Still, Blakeley said the plan includes shorter-term actions that can be taken to help Marin’s economy recover more fully from the pandemic. Each of the flagship initiatives has several action items.
Blakeley said one of those actions would be to expand existing training programs to provide more openings for residents displaced by the pandemic.
Another short-term action, Blakeley said, would be for the county to provide matching grants to local municipalities and chambers of commerce to boost economic vitality.
Hymel said, “We have been talking with cities and towns about opening up to Economic Development Matching Grants to help support their efforts.”
Hymel said the county has set aside $600,000 in federal COVID-19 relief funds it received for economic development, some of which could be used for that purpose.

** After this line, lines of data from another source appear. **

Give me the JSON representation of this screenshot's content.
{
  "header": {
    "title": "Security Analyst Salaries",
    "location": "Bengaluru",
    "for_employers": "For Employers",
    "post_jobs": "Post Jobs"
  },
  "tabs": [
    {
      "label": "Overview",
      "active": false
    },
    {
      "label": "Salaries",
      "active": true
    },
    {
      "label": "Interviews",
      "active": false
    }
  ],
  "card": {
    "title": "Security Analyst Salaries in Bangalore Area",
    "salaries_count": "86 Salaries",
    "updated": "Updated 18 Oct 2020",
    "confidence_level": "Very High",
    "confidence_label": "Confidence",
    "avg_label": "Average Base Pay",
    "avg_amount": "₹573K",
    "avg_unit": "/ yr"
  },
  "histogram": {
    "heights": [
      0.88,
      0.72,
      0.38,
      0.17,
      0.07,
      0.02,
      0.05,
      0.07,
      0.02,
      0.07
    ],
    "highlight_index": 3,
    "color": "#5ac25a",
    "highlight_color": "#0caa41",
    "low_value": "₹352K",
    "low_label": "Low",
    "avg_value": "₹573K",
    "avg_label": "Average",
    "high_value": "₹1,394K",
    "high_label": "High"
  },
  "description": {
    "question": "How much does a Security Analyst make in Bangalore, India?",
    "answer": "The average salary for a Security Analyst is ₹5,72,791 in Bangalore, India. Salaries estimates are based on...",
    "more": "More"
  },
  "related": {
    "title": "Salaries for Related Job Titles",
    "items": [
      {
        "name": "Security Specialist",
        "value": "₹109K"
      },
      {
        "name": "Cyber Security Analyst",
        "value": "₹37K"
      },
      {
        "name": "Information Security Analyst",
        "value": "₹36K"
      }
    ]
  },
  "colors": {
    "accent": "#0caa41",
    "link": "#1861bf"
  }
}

A longer-term action suggested in the plan is the creation of a private company, similar to SRI International in Menlo Park, which could help Marin residents bring innovative ideas and technologies to market.
“Marin has had some success with individuals who have built businesses,” consultant James Gollub told supervisors, “but what you don’t have that your competitors have are institutions that prime the pump, that create innovative ideas and do the marketing.”
Another long-term action recommended in the report is the creation of an agency similar to MCE, formerly known as Marin Clean Energy, to aggregate demand across Marin for large-scale climate change projects.
Chris Yalonis, president and founder of VenturePad, a co-working and meeting center in San Rafael, said, “An example of a particular project that would be ready to go would be the electrification of our buildings.